Successful Business Rescue in the Plastic Extrusion

Nature of Business: Plastic Extrusion
Entity Type: Proprietary Limited (Pty Ltd)
Location: Eastern Cape, South Africa
Public Interest Score: 83
Staff: 33 Employees
Date of Business Rescue: March 2014 - August 2015
Total Debt: R23 023 129
Vote of Proposed BR Plan: 100% in Favour

Case Study: Henrose Plastics

Overview

Established in 1969, the business had over 45 years of experience in the manufacture and supply of plastic bags and related products. The company enjoyed many years of exceptional growth and profitability. However, the business embarked on an ambitious expansion phase, which placed significant strain on its cash flow. Unexpected costs and delays occurred, and the anticipated benefits did not materialize as quickly as expected. This ultimately led to a decline in financial stability and placed the company in financial distress. The owners then filed for business rescue in terms of section 129 of the Companies Act.

The Crisis

Although the business was not at death's door yet, the writing was on the wall. As defined in Section 128 of the Companies Act, the business was facing serious financial distress "within the immediately ensuing six months." The primary concern was the various facilities provided by the business’s main bank. If these facilities were terminated, the business would immediately default on all its obligations to creditors, including payments to staff. The most pressing issue was the overdraft, which was secured by a cession of book debt. This meant that not only would the business lose the facility, but all incoming funds would be absorbed by the bank, leaving the business destitute.

The Rescue Plan

In this case, no business rescue plan or process would have been feasible without the cooperation of the bank. Thanks to the business’s strong reputation and the credibility of the practitioner, they were able to present the bank with a preliminary plan that provided enough confidence for the bank to support the process. Not only did the bank refrain from calling up the cession of book debt or terminating the overdraft, but it also chose not to perfect on its facilities. In fact, the bank went further by providing Post-Commencement Finance (PCF) to the tune of several million rand.

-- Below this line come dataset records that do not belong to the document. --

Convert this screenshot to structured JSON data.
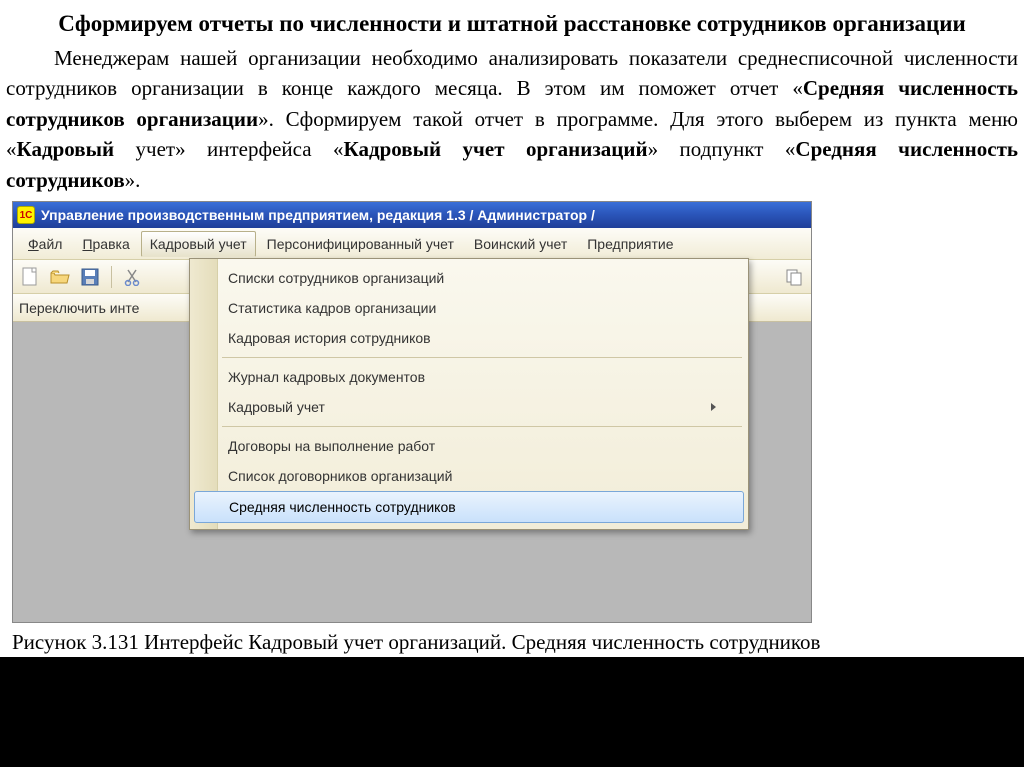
{
  "doc": {
    "title": "Сформируем отчеты по численности и штатной расстановке сотрудников организации",
    "body_prefix": "Менеджерам нашей организации необходимо анализировать показатели среднесписочной численности сотрудников организации в конце каждого месяца. В этом им поможет отчет «",
    "body_b1": "Средняя численность сотрудников организации",
    "body_mid1": "». Сформируем такой отчет в программе. Для этого выберем из пункта меню «",
    "body_b2": "Кадровый",
    "body_mid2": " учет» интерфейса «",
    "body_b3": "Кадровый учет организаций",
    "body_mid3": "» подпункт «",
    "body_b4": "Средняя численность сотрудников",
    "body_suffix": "».",
    "caption": "Рисунок 3.131 Интерфейс Кадровый учет организаций. Средняя численность сотрудников"
  },
  "app": {
    "icon_text": "1C",
    "title": "Управление производственным предприятием, редакция 1.3 / Администратор /",
    "menus": {
      "file_u": "Ф",
      "file_rest": "айл",
      "edit_u": "П",
      "edit_rest": "равка",
      "hr": "Кадровый учет",
      "pers": "Персонифицированный учет",
      "mil": "Воинский учет",
      "ent": "Предприятие"
    },
    "switch_label": "Переключить инте",
    "dropdown": {
      "i0": "Списки сотрудников организаций",
      "i1": "Статистика кадров организации",
      "i2": "Кадровая история сотрудников",
      "i3": "Журнал кадровых документов",
      "i4": "Кадровый учет",
      "i5": "Договоры на выполнение работ",
      "i6": "Список договорников организаций",
      "i7": "Средняя численность сотрудников"
    }
  }
}
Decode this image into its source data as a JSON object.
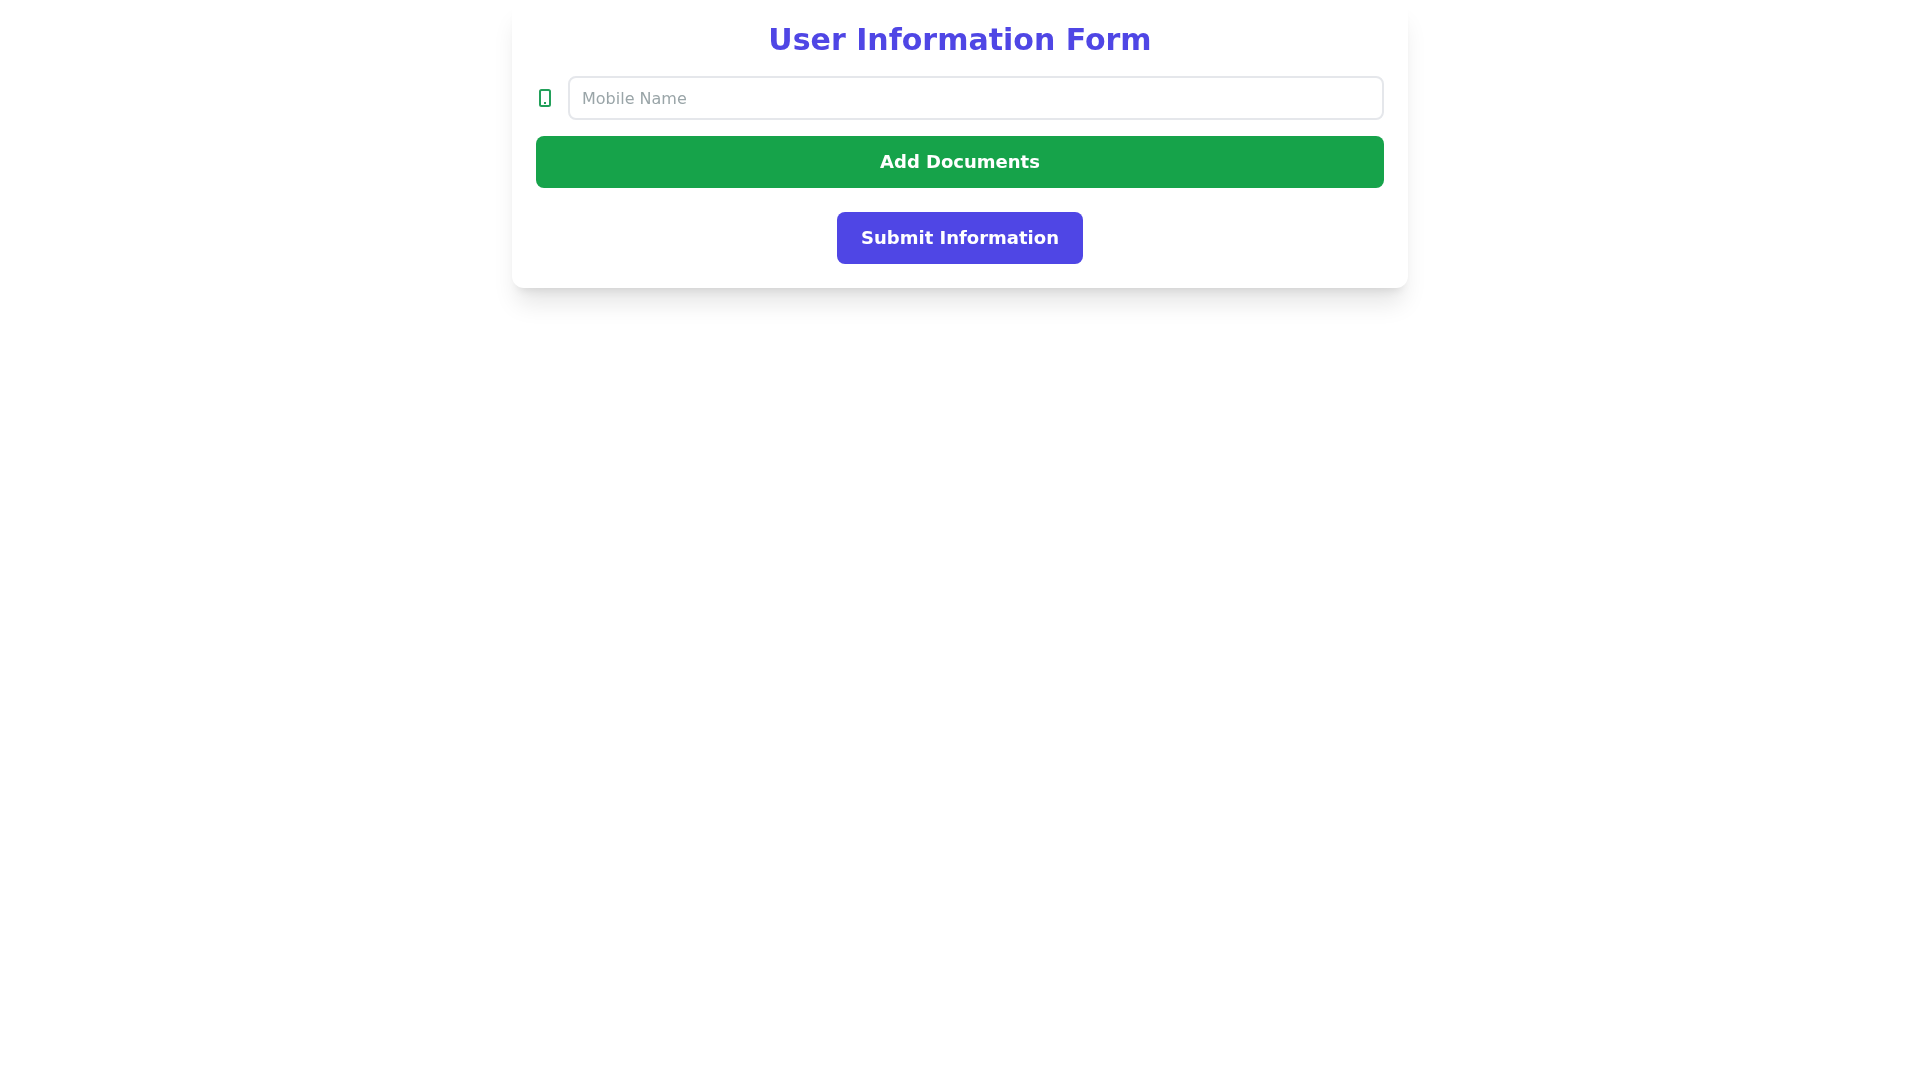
{
  "form": {
    "title": "User Information Form",
    "field": {
      "placeholder": "Mobile Name"
    },
    "buttons": [
      {
        "label": "Add Documents",
        "kind": "secondary"
      },
      {
        "label": "Submit Information",
        "kind": "primary"
      }
    ]
  }
}
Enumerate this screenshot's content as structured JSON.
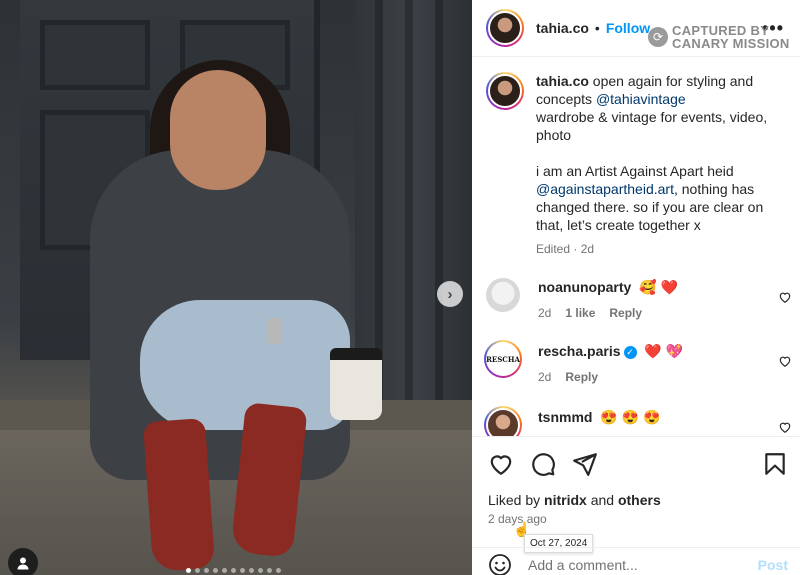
{
  "header": {
    "username": "tahia.co",
    "separator": "•",
    "follow_label": "Follow",
    "more_icon": "more-horizontal-icon"
  },
  "watermark": {
    "line1": "CAPTURED BY",
    "line2": "CANARY MISSION"
  },
  "caption": {
    "username": "tahia.co",
    "text_1": "open again for styling and concepts",
    "mention_1": "@tahiavintage",
    "text_2": "wardrobe & vintage for events, video, photo",
    "text_3": "i am an Artist Against Apart heid",
    "mention_2": "@againstapartheid.art",
    "text_4": ", nothing has changed there. so if you are clear on that, let’s create together x",
    "meta": "Edited · 2d"
  },
  "comments": [
    {
      "username": "noanunoparty",
      "emoji": "🥰 ❤️",
      "time": "2d",
      "likes": "1 like",
      "reply": "Reply"
    },
    {
      "username": "rescha.paris",
      "emoji": "❤️ 💖",
      "time": "2d",
      "reply": "Reply",
      "verified": true,
      "avatar_text": "RESCHA"
    },
    {
      "username": "tsnmmd",
      "emoji": "😍 😍 😍"
    }
  ],
  "actions": {
    "liked_prefix": "Liked by",
    "liked_user": "nitridx",
    "liked_and": "and",
    "liked_others": "others",
    "post_time": "2 days ago",
    "tooltip": "Oct 27, 2024"
  },
  "add_comment": {
    "placeholder": "Add a comment...",
    "post_label": "Post"
  },
  "carousel": {
    "total_slides": 11,
    "active_index": 0
  },
  "colors": {
    "accent": "#0095f6",
    "mention": "#00376b",
    "muted": "#737373"
  }
}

This collaboration allowed for the adoption of a business rescue plan that resulted in full repayment to all creditors, including interest. The plan also involved rightsizing the business and implementing operational improvements. As a result, the business was saved, along with more than 30 of the 33 jobs. 

The Outcome 

The business rescue plan was unanimously adopted with a 100% vote in favor from creditors. This case demonstrates that, when a business seeks business rescue early enough and all parties are open and transparent about the situation, Post-Commencement Finance (PCF) is not just a theoretical concept but a viable option. The PCF provided in this case came with terms and conditions, but none that were unreasonable. As a result, the business was saved from certain failure, proving that collaboration and early action can lead to successful outcomes in business rescue. 

Conclusion 

This case highlights the importance of early intervention and open communication in the business rescue process. By acting before the business was beyond recovery and working transparently with creditors, especially the primary financier, the company was able to secure Post-Commencement Finance (PCF) and avoid the worst-case scenario of liquidation. The structured plan allowed for the full repayment of creditors, saved the majority of jobs, and restored stability to the business. This example demonstrates that when all parties are willing to collaborate and take proactive steps, business rescue can be a highly effective tool for preserving value and saving businesses from financial distress.